Monday, 21 August 2006

Privatisation of utilities

Following on from blog a few weeks ago, I thought about other one-time nationalised industries. Electricity, gas, coal. I.e. Power supplies. Everyone in the UK is being exhorted to conserve energy by the government (as well as Friends of the Earth, Greenpeace and every environmentalist under the sun). Public awareness of the issues concerning energy from non-renewable natural resources is now almost certainly higher than at any time in the past. Even awareness about the complexities surrounding so-called renewables such as wind-power are more widely understood.

But call me thick, when energy supplies are privatised, and owned by profit making companies, the companies have primary responsibilities to their shareholders, and they have a legal responsibility to return a profit. In order to make a profit they have to sell energy, and since they are in competition with other companies selling the same or similar products, the principal way they can increase profits is by selling more of their product. They can of course increase 'efficiency' whatever that means, but ultimately, to maintain profits, they have to sell more of the product. Which of course is in direct conflict with the objectives of conserving energy. The same of course applies to petrol and diesel for cars.

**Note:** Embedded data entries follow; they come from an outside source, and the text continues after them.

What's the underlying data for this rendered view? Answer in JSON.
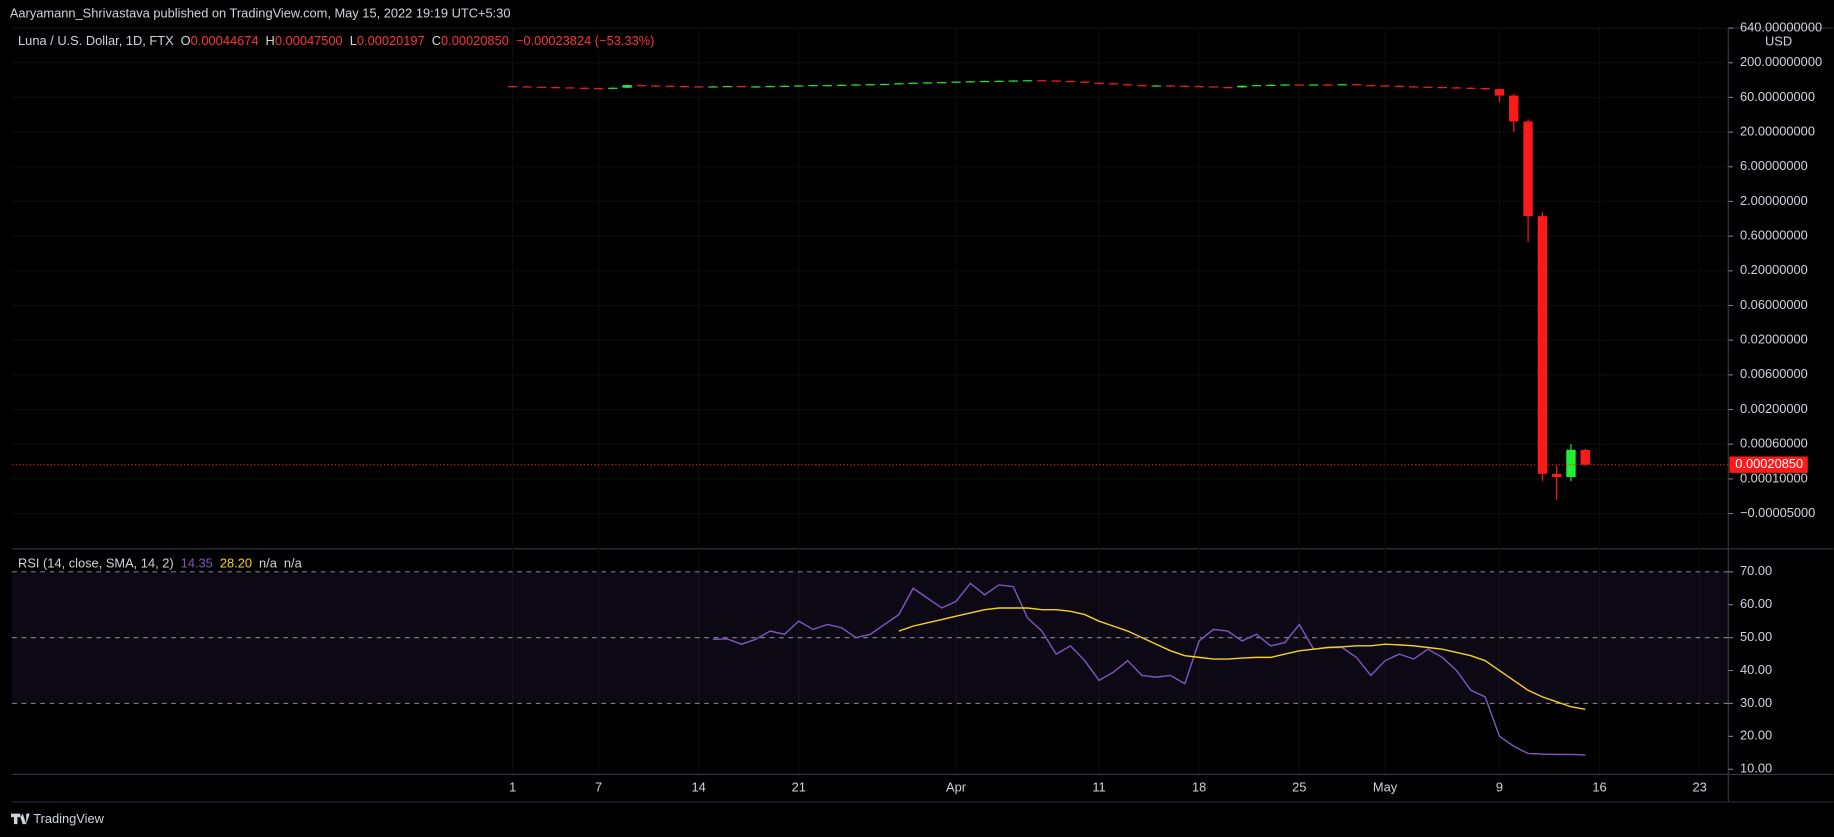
{
  "header": {
    "text": "Aaryamann_Shrivastava published on TradingView.com, May 15, 2022 19:19 UTC+5:30"
  },
  "footer": {
    "brand": "TradingView"
  },
  "chart_data": [
    {
      "type": "candlestick",
      "legend": {
        "title": "Luna / U.S. Dollar, 1D, FTX",
        "o_key": "O",
        "o": "0.00044674",
        "h_key": "H",
        "h": "0.00047500",
        "l_key": "L",
        "l": "0.00020197",
        "c_key": "C",
        "c": "0.00020850",
        "change": "−0.00023824 (−53.33%)"
      },
      "currency": "USD",
      "up_color": "#22ee33",
      "down_color": "#ff1a1a",
      "x": [
        "03-01",
        "03-02",
        "03-03",
        "03-04",
        "03-05",
        "03-06",
        "03-07",
        "03-08",
        "03-09",
        "03-10",
        "03-11",
        "03-12",
        "03-13",
        "03-14",
        "03-15",
        "03-16",
        "03-17",
        "03-18",
        "03-19",
        "03-20",
        "03-21",
        "03-22",
        "03-23",
        "03-24",
        "03-25",
        "03-26",
        "03-27",
        "03-28",
        "03-29",
        "03-30",
        "03-31",
        "04-01",
        "04-02",
        "04-03",
        "04-04",
        "04-05",
        "04-06",
        "04-07",
        "04-08",
        "04-09",
        "04-10",
        "04-11",
        "04-12",
        "04-13",
        "04-14",
        "04-15",
        "04-16",
        "04-17",
        "04-18",
        "04-19",
        "04-20",
        "04-21",
        "04-22",
        "04-23",
        "04-24",
        "04-25",
        "04-26",
        "04-27",
        "04-28",
        "04-29",
        "04-30",
        "05-01",
        "05-02",
        "05-03",
        "05-04",
        "05-05",
        "05-06",
        "05-07",
        "05-08",
        "05-09",
        "05-10",
        "05-11",
        "05-12",
        "05-13",
        "05-14",
        "05-15"
      ],
      "open": [
        89,
        88,
        87,
        86,
        85,
        84,
        83,
        82,
        84,
        92,
        91,
        90,
        89,
        88,
        87,
        88,
        89,
        88,
        88,
        89,
        90,
        91,
        92,
        92,
        93,
        94,
        95,
        96,
        98,
        100,
        101,
        102,
        104,
        105,
        106,
        107,
        108,
        109,
        108,
        106,
        104,
        100,
        98,
        95,
        92,
        90,
        91,
        90,
        89,
        88,
        86,
        85,
        90,
        92,
        93,
        94,
        92,
        94,
        93,
        95,
        92,
        91,
        90,
        88,
        87,
        86,
        85,
        84,
        83,
        80,
        64,
        28,
        1.2,
        0.00013,
        0.00011,
        0.00044674
      ],
      "high": [
        90,
        89,
        88,
        87,
        86,
        85,
        84,
        85,
        93,
        93,
        92,
        91,
        90,
        89,
        89,
        90,
        90,
        89,
        90,
        91,
        92,
        93,
        93,
        94,
        95,
        96,
        97,
        99,
        101,
        102,
        103,
        105,
        106,
        107,
        108,
        109,
        110,
        110,
        109,
        107,
        105,
        101,
        99,
        96,
        93,
        92,
        92,
        91,
        90,
        89,
        87,
        91,
        93,
        94,
        95,
        95,
        95,
        95,
        96,
        96,
        93,
        92,
        91,
        89,
        88,
        87,
        86,
        85,
        84,
        81,
        67,
        30,
        1.4,
        0.0002,
        0.0006,
        0.000475
      ],
      "low": [
        87,
        86,
        85,
        84,
        83,
        82,
        81,
        81,
        83,
        90,
        89,
        88,
        87,
        86,
        86,
        87,
        87,
        87,
        87,
        88,
        89,
        90,
        91,
        91,
        92,
        93,
        94,
        95,
        97,
        99,
        100,
        101,
        103,
        104,
        105,
        106,
        107,
        107,
        105,
        103,
        99,
        97,
        94,
        91,
        89,
        89,
        89,
        88,
        87,
        85,
        84,
        84,
        89,
        91,
        92,
        91,
        91,
        92,
        92,
        91,
        90,
        89,
        87,
        86,
        85,
        84,
        83,
        82,
        78,
        52,
        20,
        0.5,
        9e-05,
        1e-05,
        9e-05,
        0.00020197
      ],
      "close": [
        88,
        87,
        86,
        85,
        84,
        83,
        82,
        84,
        92,
        91,
        90,
        89,
        88,
        87,
        88,
        89,
        88,
        88,
        89,
        90,
        91,
        92,
        92,
        93,
        94,
        95,
        96,
        98,
        100,
        101,
        102,
        104,
        105,
        106,
        107,
        108,
        109,
        108,
        106,
        104,
        100,
        98,
        95,
        92,
        90,
        91,
        90,
        89,
        88,
        86,
        85,
        90,
        92,
        93,
        94,
        92,
        94,
        93,
        95,
        92,
        91,
        90,
        88,
        87,
        86,
        85,
        84,
        83,
        80,
        64,
        28,
        1.2,
        0.00013,
        0.00011,
        0.00045,
        0.0002085
      ],
      "xlim": [
        "01-25",
        "05-25"
      ],
      "xticks": [
        {
          "value": "03-01",
          "label": "1"
        },
        {
          "value": "03-07",
          "label": "7"
        },
        {
          "value": "03-14",
          "label": "14"
        },
        {
          "value": "03-21",
          "label": "21"
        },
        {
          "value": "04-01",
          "label": "Apr"
        },
        {
          "value": "04-11",
          "label": "11"
        },
        {
          "value": "04-18",
          "label": "18"
        },
        {
          "value": "04-25",
          "label": "25"
        },
        {
          "value": "05-01",
          "label": "May"
        },
        {
          "value": "05-09",
          "label": "9"
        },
        {
          "value": "05-16",
          "label": "16"
        },
        {
          "value": "05-23",
          "label": "23"
        }
      ],
      "log_scale": true,
      "ylim": [
        -0.0002,
        640
      ],
      "yticks": [
        {
          "value": 640,
          "label": "640.00000000"
        },
        {
          "value": 200,
          "label": "200.00000000"
        },
        {
          "value": 60,
          "label": "60.00000000"
        },
        {
          "value": 20,
          "label": "20.00000000"
        },
        {
          "value": 6,
          "label": "6.00000000"
        },
        {
          "value": 2,
          "label": "2.00000000"
        },
        {
          "value": 0.6,
          "label": "0.60000000"
        },
        {
          "value": 0.2,
          "label": "0.20000000"
        },
        {
          "value": 0.06,
          "label": "0.06000000"
        },
        {
          "value": 0.02,
          "label": "0.02000000"
        },
        {
          "value": 0.006,
          "label": "0.00600000"
        },
        {
          "value": 0.002,
          "label": "0.00200000"
        },
        {
          "value": 0.0006,
          "label": "0.00060000"
        },
        {
          "value": 0.0001,
          "label": "0.00010000"
        },
        {
          "value": -5e-05,
          "label": "−0.00005000"
        }
      ]
    },
    {
      "type": "line",
      "title": "RSI (14, close, SMA, 14, 2)",
      "legend_values": [
        {
          "text": "14.35",
          "color": "#7e57c2"
        },
        {
          "text": "28.20",
          "color": "#f7d21d"
        },
        {
          "text": "n/a",
          "color": "#d1d4dc"
        },
        {
          "text": "n/a",
          "color": "#d1d4dc"
        }
      ],
      "series": [
        {
          "color": "#7e57c2",
          "values": [
            null,
            null,
            null,
            null,
            null,
            null,
            null,
            null,
            null,
            null,
            null,
            null,
            null,
            null,
            49.5,
            49.6,
            48,
            49.5,
            52,
            51,
            55,
            52.5,
            54,
            53,
            50,
            51,
            54,
            57,
            65,
            62,
            59,
            61,
            66.5,
            63,
            66,
            65.5,
            56,
            52,
            45,
            47.5,
            43,
            37,
            39.5,
            43,
            38.5,
            38,
            38.5,
            36,
            49,
            52.5,
            52,
            49,
            51,
            47.5,
            48.5,
            54,
            46.5,
            47,
            47,
            44,
            38.5,
            43,
            45,
            43.5,
            46.5,
            44,
            40,
            34,
            32,
            20,
            17,
            14.8,
            14.6,
            14.5,
            14.5,
            14.35
          ]
        },
        {
          "color": "#f7d21d",
          "values": [
            null,
            null,
            null,
            null,
            null,
            null,
            null,
            null,
            null,
            null,
            null,
            null,
            null,
            null,
            null,
            null,
            null,
            null,
            null,
            null,
            null,
            null,
            null,
            null,
            null,
            null,
            null,
            52,
            53.5,
            54.5,
            55.5,
            56.5,
            57.5,
            58.5,
            59,
            59,
            59,
            58.5,
            58.5,
            58,
            57,
            55,
            53.5,
            52,
            50,
            48,
            46,
            44.5,
            44,
            43.5,
            43.5,
            43.8,
            44,
            44,
            45,
            46,
            46.5,
            47,
            47.2,
            47.5,
            47.5,
            48,
            47.8,
            47.5,
            47,
            46.5,
            45.5,
            44.5,
            43,
            40,
            37,
            34,
            32,
            30.5,
            29,
            28.2
          ]
        }
      ],
      "band": [
        30,
        70
      ],
      "band_color": "#7e57c2",
      "levels": [
        70,
        50,
        30
      ],
      "ylim": [
        8.6,
        76.8
      ],
      "yticks": [
        {
          "value": 10,
          "label": "10.00"
        },
        {
          "value": 20,
          "label": "20.00"
        },
        {
          "value": 30,
          "label": "30.00"
        },
        {
          "value": 40,
          "label": "40.00"
        },
        {
          "value": 50,
          "label": "50.00"
        },
        {
          "value": 60,
          "label": "60.00"
        },
        {
          "value": 70,
          "label": "70.00"
        }
      ]
    }
  ]
}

The advocates of free markets will of course argue that it's all to do with market share, but I am not convinced. The evidence is surely to be found in trade statistics, and also to be found in the philosophies of economists and politicians. Since most countries seem to be driven by the apparent 'need' for expanding economies, they have also based this concept on the 'need' for expanding populations. Of course the only people who actually need these, are those obsessed with making ever increasing profits (i.e big businesses and politicians controlled by them). For centuries economies were based on the overall majority of businesses being small, and sustainable, with huge groupings of population being largely self-sufficient.

I deduce from this that the only realistic way that a country like Britain is ever going to reduce its demands for energy and other non-renewable resources, yet still maintain its expected standards of living, is to have a declining population. Comments on a postcard, email, etc.